We were aware that our effort would never be complete and capture all anti-oppressive struggles, so we also designed a blank Sanctuary poster that could be filled in by groups in ways that reflected their ideas of sanctuary. The blank poster can also be used by classrooms and other groups to define their own types of safe space.
As we were finalizing our language, Black Lives Matter released a statement with an eloquent and concise quote that echoed the ideas of our Sanctuary poster. We printed and distributed this statement as well.
All three posters were screen printed by the collective and distributed. Our first major printing event was at the 2016 Teachers for Social Justice Curriculum Fair.
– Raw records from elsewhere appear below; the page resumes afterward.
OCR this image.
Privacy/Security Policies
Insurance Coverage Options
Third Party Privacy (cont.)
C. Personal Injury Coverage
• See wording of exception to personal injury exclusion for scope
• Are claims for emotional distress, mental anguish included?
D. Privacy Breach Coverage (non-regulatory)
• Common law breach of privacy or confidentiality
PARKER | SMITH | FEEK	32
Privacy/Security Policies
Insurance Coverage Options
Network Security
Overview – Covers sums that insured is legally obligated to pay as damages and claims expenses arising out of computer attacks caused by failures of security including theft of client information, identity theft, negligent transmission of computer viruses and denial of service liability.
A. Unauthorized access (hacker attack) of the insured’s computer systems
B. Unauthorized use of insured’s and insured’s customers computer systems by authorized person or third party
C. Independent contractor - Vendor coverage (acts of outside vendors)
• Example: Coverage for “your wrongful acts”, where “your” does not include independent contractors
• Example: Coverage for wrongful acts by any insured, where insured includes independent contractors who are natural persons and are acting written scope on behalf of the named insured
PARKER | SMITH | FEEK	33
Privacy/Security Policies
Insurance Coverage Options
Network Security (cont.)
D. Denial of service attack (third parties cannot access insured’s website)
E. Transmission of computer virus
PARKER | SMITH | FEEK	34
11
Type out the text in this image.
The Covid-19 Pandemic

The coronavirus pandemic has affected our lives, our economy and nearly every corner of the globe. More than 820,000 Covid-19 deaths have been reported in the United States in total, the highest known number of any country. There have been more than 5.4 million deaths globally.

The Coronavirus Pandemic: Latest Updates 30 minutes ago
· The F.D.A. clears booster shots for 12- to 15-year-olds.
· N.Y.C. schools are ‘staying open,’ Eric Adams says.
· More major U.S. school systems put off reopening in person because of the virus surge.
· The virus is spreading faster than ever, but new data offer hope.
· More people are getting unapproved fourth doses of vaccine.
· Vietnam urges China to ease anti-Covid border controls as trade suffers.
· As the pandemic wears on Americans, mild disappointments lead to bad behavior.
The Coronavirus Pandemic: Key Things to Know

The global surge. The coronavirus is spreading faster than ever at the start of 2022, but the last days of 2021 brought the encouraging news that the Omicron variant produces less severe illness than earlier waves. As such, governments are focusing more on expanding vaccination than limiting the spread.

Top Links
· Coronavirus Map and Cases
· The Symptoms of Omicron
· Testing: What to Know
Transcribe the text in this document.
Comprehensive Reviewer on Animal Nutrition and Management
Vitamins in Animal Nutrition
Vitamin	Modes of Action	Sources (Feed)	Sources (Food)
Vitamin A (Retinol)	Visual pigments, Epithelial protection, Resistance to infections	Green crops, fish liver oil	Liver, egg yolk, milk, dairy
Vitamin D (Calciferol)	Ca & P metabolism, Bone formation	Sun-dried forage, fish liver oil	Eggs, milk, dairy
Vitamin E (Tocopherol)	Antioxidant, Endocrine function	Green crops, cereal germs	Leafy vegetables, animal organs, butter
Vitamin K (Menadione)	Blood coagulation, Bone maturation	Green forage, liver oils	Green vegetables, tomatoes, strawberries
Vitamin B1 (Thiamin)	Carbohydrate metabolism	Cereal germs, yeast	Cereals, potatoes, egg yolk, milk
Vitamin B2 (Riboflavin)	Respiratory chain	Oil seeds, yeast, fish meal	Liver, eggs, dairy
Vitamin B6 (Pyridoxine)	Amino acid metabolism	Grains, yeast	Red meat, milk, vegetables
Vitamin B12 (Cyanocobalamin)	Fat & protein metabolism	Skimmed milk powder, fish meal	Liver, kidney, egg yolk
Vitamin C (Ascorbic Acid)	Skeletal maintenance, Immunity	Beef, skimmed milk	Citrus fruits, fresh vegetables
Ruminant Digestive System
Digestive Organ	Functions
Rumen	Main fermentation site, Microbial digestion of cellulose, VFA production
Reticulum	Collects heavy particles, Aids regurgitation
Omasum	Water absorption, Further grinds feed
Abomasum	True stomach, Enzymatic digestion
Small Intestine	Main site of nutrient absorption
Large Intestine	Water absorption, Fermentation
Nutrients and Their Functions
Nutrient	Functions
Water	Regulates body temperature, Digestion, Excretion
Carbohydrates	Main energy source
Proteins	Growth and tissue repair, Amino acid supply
Since then the Collective has hand-printed and distributed over 500 posters in Chicago and shared jpgs nationally through social media for digital printing.
The next step for this project is developing a zine, workshops, and trainings that support the message of the poster. The Collective seeks to deepen and solidify the meaning and actions that constitute building and defending sanctuaries. March 19, 2017 At the Borderlands: When The Personal is Political ACT Collective Zine Making Workshop
What is the role of art in creating new narratives and building towards creative and radical possibility? How can zines be used as educational tools? What is the history of zines? What power comes with self-publishing?
These questions and the work of the Collective on the lead zine, inspired us to invite the community to work with us in compiling information for a new zine that addresses “Sanctuary.” Asking what our role is in defending or building a space of Sanctuary in our interpersonal relationships and collective political experiences?